Come si riparte: “Abbiamo lavorato bene e il pensiero è quello di cancellare l’ultima partita. Metterla da parte, non fa testo. Abbiamo fatto troppo male. Mi aspetto una reazione emotiva, di orgoglio, con la voglia di riscattare una prestazione negativa. Non è una impresa vincere a Palermo, io sono fiducioso. La squadra si sta allenando bene”.
Mercato: “Manca un terzino sinistro per avere tutte le coppie. Credo sia impensabile possano accedere cose importanti in entrata l’ultimo giorno di mercato. Trovare calciatori pronti nelle ultime ore non è facile”.

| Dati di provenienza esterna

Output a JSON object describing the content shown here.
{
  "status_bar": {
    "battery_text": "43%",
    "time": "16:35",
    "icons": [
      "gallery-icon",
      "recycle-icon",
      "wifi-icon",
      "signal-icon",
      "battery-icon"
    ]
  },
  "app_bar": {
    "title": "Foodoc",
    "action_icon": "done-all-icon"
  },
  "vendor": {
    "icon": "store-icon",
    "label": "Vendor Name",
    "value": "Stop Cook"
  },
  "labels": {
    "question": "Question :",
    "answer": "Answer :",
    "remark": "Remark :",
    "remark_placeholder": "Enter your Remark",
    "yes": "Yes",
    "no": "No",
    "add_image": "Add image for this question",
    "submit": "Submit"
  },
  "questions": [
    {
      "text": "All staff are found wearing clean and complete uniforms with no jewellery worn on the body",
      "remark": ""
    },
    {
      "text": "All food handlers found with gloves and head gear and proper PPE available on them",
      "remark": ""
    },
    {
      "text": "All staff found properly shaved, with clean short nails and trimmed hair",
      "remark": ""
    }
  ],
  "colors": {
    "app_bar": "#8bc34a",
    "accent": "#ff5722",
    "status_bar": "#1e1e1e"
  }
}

Momento: “Se guardiamo tutte le partite non tutte giocano per 90 minuti. Nell’ultimo periodo abbiamo avuto momenti di crescita, non è tutto da buttare. Ci mancano anche punti rispetto ad alcune prestazioni, come Cosenza, Spezia e Sampdoria. Io parlo anche con i dati. Con la Reggiana abbiamo corso, ma corso male perché arrivavamo sempre in ritardo con il pressing. E poi tutto si complica”.
Valore squadra: “Il risultato conta. Ora sicuro siamo una squadra più completa, abbiamo più scelte. Ripeto per me ci manca qualche punto, ma ora dobbiamo guardare avanti. L’ultimo periodo per me la squadra non si è espressa male, tolto l’ultimo ko. Non me lo aspettavo guardando la settimana della squadra, non avevo sensazioni negative”.
Sterilità offensiva: “Pecchiamo negli ultimi metri ma miglioramenti ci sono stati. Le occasioni le stiamo creando”.
Palermo: “Organico importantissimo per la categoria, gente abituata a vincere. È ben allenata. Giocare una partita del genere deve dare stimoli a tutti. Io voglio che ci sia una grande prestazione. Quando cadi così malamente devi avere la forza di rialzarti da solo”.
Chi gioca meno: “Abbiamo una rosa ampia, normale sacrificare qualcuno. Io schiero chi sta meglio. L’occasione può capitare a tutti e poi bisogna saperla sfruttare”.
Play: “Abbiamo più opzioni. Maita, Acampora, Lulic e Bellomo sono delle soluzioni”.
Rischio esonero: “Io ho avuto solo il pensiero di preparare la gara con il Palermo. Con la proprietà c’è un confronto costante, ogni volta. Io penso solo a fare il mio lavoro e farlo al meglio”.